The effectiveness of early intervention with CCH in the acute phase of PD can be partially explained by the prevention of plaque development. The pathophysiology of PD is still the subject of great discussion; however, it is widely believed that fibroblasts may play a significant role in plaque formation by depositing collagen in response to several cytokines such as transforming growth factor (TGF)-β1 [18,19,20,21]. In particular, TGF-β1 has been recently implicated also in plaque calcification through osteoblast differentiation. Indeed, TGF-β1 represents one pivotal paracrine modulator able to stimulate the conversion of fibroblasts into myofibroblasts and promote osteogenesis [22, 23]. In this light, by interfering with TGF-β production and, thus, collagen deposition in the tunica albuginea, CCH administration during the acute phase might in fact preclude the onset of calcified plaques that will eventually become harder to treat [10, 11].

However, some would argue that CCH intralesional therapy can be burdened by higher costs as compared with the most common therapeutic agents for the treatment of early stages of PD, such as verapamil and calcium antagonists.
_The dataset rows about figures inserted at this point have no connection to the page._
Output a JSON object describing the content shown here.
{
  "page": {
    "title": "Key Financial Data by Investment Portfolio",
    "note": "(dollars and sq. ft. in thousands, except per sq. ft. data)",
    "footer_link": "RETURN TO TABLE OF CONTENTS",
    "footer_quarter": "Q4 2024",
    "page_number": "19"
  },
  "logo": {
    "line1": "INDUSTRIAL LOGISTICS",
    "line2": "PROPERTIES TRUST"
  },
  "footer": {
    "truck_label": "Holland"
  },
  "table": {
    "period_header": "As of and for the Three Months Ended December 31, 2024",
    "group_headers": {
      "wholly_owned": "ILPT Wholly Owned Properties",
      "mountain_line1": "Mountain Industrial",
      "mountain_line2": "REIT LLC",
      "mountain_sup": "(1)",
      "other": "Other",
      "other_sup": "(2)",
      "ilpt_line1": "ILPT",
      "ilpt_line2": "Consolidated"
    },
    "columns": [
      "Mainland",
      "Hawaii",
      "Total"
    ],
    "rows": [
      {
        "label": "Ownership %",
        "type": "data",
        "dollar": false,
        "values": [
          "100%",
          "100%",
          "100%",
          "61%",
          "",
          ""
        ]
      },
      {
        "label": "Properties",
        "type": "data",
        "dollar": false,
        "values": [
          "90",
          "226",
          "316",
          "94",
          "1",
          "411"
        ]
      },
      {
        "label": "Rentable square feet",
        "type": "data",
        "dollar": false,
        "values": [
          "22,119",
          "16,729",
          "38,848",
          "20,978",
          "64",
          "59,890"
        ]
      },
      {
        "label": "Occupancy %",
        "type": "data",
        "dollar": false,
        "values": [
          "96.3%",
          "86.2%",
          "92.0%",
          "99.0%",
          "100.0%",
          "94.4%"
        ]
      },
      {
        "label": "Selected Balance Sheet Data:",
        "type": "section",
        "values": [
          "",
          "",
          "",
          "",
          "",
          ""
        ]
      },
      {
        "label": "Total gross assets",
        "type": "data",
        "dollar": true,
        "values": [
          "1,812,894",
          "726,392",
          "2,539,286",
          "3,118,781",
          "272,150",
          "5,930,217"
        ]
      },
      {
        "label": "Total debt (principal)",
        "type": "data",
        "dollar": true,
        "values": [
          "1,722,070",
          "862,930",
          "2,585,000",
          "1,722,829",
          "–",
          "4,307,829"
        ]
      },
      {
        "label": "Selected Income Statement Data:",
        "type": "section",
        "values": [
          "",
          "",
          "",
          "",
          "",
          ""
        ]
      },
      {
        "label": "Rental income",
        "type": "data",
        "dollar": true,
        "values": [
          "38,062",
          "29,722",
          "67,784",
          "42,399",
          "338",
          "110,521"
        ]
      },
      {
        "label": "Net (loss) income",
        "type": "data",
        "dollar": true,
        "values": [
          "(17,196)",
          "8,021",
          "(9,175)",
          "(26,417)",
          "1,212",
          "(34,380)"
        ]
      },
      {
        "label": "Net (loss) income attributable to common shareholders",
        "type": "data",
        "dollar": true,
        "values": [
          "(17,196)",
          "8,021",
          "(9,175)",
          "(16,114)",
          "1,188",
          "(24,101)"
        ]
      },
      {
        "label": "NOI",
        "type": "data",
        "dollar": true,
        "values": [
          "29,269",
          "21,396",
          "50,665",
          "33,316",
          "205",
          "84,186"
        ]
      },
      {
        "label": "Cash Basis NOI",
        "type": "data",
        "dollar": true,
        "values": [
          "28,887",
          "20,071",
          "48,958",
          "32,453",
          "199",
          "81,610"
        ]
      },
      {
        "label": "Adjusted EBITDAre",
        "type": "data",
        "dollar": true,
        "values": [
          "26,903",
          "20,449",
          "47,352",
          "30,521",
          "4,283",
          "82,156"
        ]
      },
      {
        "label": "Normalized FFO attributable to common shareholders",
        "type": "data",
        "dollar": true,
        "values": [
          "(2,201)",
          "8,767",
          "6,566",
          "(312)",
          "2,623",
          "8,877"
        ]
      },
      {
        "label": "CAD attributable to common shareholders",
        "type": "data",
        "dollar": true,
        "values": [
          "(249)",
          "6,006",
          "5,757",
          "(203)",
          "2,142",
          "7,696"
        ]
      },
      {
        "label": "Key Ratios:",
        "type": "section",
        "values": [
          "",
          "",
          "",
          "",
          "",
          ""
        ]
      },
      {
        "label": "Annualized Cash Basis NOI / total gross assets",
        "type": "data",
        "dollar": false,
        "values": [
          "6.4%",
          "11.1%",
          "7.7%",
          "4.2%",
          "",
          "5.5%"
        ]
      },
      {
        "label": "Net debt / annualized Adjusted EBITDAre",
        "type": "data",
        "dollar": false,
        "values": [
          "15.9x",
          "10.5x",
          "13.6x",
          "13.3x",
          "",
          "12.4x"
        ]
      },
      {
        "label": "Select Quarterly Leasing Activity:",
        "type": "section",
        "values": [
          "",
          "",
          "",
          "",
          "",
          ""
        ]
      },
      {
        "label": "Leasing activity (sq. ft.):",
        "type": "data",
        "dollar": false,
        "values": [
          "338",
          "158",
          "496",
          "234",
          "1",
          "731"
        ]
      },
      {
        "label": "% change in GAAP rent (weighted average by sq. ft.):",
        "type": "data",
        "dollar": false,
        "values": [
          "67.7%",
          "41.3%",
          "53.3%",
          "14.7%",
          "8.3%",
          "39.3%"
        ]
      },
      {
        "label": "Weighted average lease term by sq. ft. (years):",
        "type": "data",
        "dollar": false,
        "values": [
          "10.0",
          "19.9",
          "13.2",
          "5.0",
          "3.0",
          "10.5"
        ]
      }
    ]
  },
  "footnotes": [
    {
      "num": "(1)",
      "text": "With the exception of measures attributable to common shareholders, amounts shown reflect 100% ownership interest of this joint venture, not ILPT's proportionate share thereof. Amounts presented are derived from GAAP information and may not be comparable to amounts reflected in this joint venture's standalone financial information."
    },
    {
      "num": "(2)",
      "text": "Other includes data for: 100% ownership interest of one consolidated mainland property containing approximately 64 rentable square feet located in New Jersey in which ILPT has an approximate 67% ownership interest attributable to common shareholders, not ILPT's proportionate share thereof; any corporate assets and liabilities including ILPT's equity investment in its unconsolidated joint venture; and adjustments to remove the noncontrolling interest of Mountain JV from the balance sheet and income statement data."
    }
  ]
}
Indeed, although effective, CCH use during the acute phase of PD is not currently listed as an indication for CCH administration and, as such, is not reimbursable from healthcare systems or insurance providers. Nevertheless, it must be said that in the current paper, unlike previous works, we demonstrated that even a single intralesional CCH injection can be effective in ameliorating related symptoms and penile curvature, thus significantly reducing related treatment costs. However, whether the repetition of another CCH injection would be able to provide even better outcomes and its timing still remain clinical unmet needs.

The main limitations of the current paper are the lack of any placebo control group and the relatively low sample size and short follow-up, which might have weakened the evidence reported. Despite these limitations, the findings of the current series provide further evidence to deepen the knowledge on alternative treatment options for early stages of PD. Our findings are promising for subjects who desire to start treatment in the acute phase of the disorder. Indeed, our results suggest that even a single CCH injection can be used earlier to potentially obtain an overall better response. Further prospective randomised studies with larger cohorts and a longer follow-up are needed to confirm our preliminary results and to better clarify the real potential employment of a single CCH injection as an effective therapeutic alternative for the acute phase of PD.

5 Conclusions

Although the acute phase of PD has not been recognised as an indication for intralesional therapy with CCH, preliminary results suggest that a single CCH injection during this phase might represent an effective, minimally invasive treatment option by ameliorating penile curvature and improving IIEF scores, especially when patients are treated within the first 3 months of disease onset. Further prospective studies with larger cohorts are needed to validate our findings.